Texte intégral
TRIBUNAL JUDICIAIRE
[Adresse 11]
[Adresse 1]
[Adresse 10]
[Localité 6]
NAC: 5AA
N° RG 25/00132
N° Portalis DBX4-W-B7J-TWDK
ORDONNANCE
DE RÉFÉRÉ
MINUTE N°B25/
DU : 21 Mai 2025
S.C.I. DU ROUDIE, agissant poursuites et diligences de Monsieur [R] [O]
C/
[B] [P]
[H] [S]
Copie revêtue de
la formule exécutoire
délivrée le 21 Mai 2025
à Me Sandra HEIL NUEZ
Copie certifiée conforme délivrée
à toutes les parties le 21/05/25
ORDONNANCE DE RÉFÉRÉ
Le Mercredi 21 Mai 2025, le Tribunal judiciaire de TOULOUSE,
Sous la présidence de Giovanna GRAFFEO, Première Vice Présidente au Tribunal judiciaire de TOULOUSE, chargée des contentieux de la protection, statuant en qualité de Juge des référés, assistée de Coralie POTHIN Greffier, lors des débats et chargé des opérations de mise à disposition.

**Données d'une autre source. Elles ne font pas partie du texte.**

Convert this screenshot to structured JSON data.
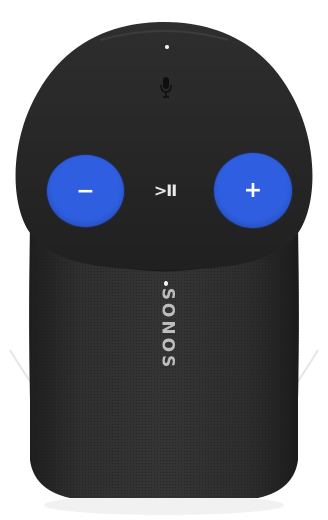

Après débats à l'audience du 21 Mars 2025, a rendu l’ordonnance de référé suivante, mise à disposition conformément à l'article 450 et suivants du Code de Procédure Civile, les parties ayant été avisées préalablement ;
ENTRE :
DEMANDERESSE
La S.C.I. DU ROUDIE, agissant poursuites et diligences de Monsieur [R] [O],
dont le siège social est sis [Adresse 9]
[Localité 8]
représentée par Me Sandra HEIL-NUEZ, avocat au barreau de TOULOUSE
ET
DÉFENDEURS
Madame [B] [P],
[Adresse 12]
[Adresse 2]
[Localité 7]
comparante en personne
Monsieur [H] [S],
[Adresse 12]
[Adresse 2]
[Localité 7]
comparant en personne
EXPOSE DU LITIGE
La SCI DU ROUDIE a donné à bail à Madame [B] [P] et à Monsieur [H] [S] une villa (n°14) et deux parkings extérieurs (n°13 et 14) situés [Adresse 3]), par contrat en date du 31 décembre 2018, moyennant un loyer initial de 647 euros et une provision pour charges de 20 euros.
Des loyers étant demeurés impayés, la SCI DU ROUDIE a fait délivrer à Madame [B] [P] et à Monsieur [H] [S] un commandement de payer visant la clause résolutoire le 16 octobre 2024 pour un montant en principal de 1.921,61 euros.
La SCI DU ROUDIE a ensuite fait assigner Madame [B] [P] et Monsieur [H] [S] devant le juge des contentieux de la protection du tribunal judiciaire de TOULOUSE statuant en référé le 31 décembre 2024.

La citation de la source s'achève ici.